Understanding URL Encoding
URL encoding, also known as percent-encoding, is a mechanism defined in RFC 3986 for representing characters in a Uniform Resource Identifier (URI) that are not allowed or have special meaning within the URL syntax. When a character cannot be directly represented in a URL, it is replaced with a percent sign (%) followed by two hexadecimal digits representing the character's byte value in UTF-8 encoding. For example, a space character becomes %20, an ampersand becomes %26, and a forward slash becomes %2F.
URLs can only contain a limited set of characters from the ASCII character set. The unreserved characters that can appear literally in a URL are: uppercase and lowercase letters (A-Z, a-z), digits (0-9), hyphens (-), periods (.), underscores (_), and tildes (~). All other characters, including spaces, international characters, and reserved characters like ? & = # /, must be percent-encoded when used as data (rather than as URL delimiters).

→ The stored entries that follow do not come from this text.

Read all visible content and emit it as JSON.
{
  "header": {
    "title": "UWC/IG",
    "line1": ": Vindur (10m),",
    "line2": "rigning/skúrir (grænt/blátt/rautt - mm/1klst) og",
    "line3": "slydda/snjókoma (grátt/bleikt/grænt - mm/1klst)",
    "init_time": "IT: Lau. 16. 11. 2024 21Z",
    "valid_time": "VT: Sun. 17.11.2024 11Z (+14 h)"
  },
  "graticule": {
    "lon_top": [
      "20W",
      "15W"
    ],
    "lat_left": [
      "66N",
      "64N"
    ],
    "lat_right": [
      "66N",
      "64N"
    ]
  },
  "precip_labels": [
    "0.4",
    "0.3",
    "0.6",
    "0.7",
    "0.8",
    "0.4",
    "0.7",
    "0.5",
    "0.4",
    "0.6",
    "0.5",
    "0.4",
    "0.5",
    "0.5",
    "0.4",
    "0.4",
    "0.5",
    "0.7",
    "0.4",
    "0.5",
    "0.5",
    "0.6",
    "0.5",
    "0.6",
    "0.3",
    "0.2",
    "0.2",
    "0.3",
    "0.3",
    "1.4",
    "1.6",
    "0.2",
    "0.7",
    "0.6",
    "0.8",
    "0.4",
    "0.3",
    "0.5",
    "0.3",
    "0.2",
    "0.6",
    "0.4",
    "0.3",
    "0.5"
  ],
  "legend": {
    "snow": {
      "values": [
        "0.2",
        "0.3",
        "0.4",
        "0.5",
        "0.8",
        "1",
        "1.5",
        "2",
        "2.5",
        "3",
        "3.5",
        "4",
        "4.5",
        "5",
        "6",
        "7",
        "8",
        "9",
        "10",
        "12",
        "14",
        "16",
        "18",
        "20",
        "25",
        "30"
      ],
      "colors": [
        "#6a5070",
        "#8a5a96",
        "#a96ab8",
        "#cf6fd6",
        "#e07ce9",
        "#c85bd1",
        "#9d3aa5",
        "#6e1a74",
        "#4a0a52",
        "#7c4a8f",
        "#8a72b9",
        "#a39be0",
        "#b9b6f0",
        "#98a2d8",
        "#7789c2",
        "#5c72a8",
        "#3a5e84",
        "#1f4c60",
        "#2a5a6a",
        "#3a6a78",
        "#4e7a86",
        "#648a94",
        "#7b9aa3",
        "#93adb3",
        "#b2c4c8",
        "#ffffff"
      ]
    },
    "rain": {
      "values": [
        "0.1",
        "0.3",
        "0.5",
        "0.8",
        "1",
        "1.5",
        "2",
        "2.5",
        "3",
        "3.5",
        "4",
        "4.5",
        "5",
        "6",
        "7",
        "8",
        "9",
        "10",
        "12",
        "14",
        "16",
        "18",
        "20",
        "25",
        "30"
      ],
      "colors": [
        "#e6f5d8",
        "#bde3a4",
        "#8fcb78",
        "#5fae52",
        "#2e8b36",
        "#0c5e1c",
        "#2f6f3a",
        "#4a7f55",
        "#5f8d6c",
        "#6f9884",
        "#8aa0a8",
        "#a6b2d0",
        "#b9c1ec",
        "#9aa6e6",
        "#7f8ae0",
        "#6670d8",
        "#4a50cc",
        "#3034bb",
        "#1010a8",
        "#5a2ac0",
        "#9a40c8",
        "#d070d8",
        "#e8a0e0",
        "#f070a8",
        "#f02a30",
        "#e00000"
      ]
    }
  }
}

JavaScript provides two built-in functions for URL encoding: encodeURIComponent() and encodeURI(). The key difference is scope: encodeURIComponent() encodes everything except unreserved characters, making it ideal for encoding individual query parameters. encodeURI() preserves characters that have special meaning in URLs (like : / ? # @ &), making it suitable for encoding an entire URL where you want to preserve the URL structure. Using the wrong function is a common source of bugs in web applications.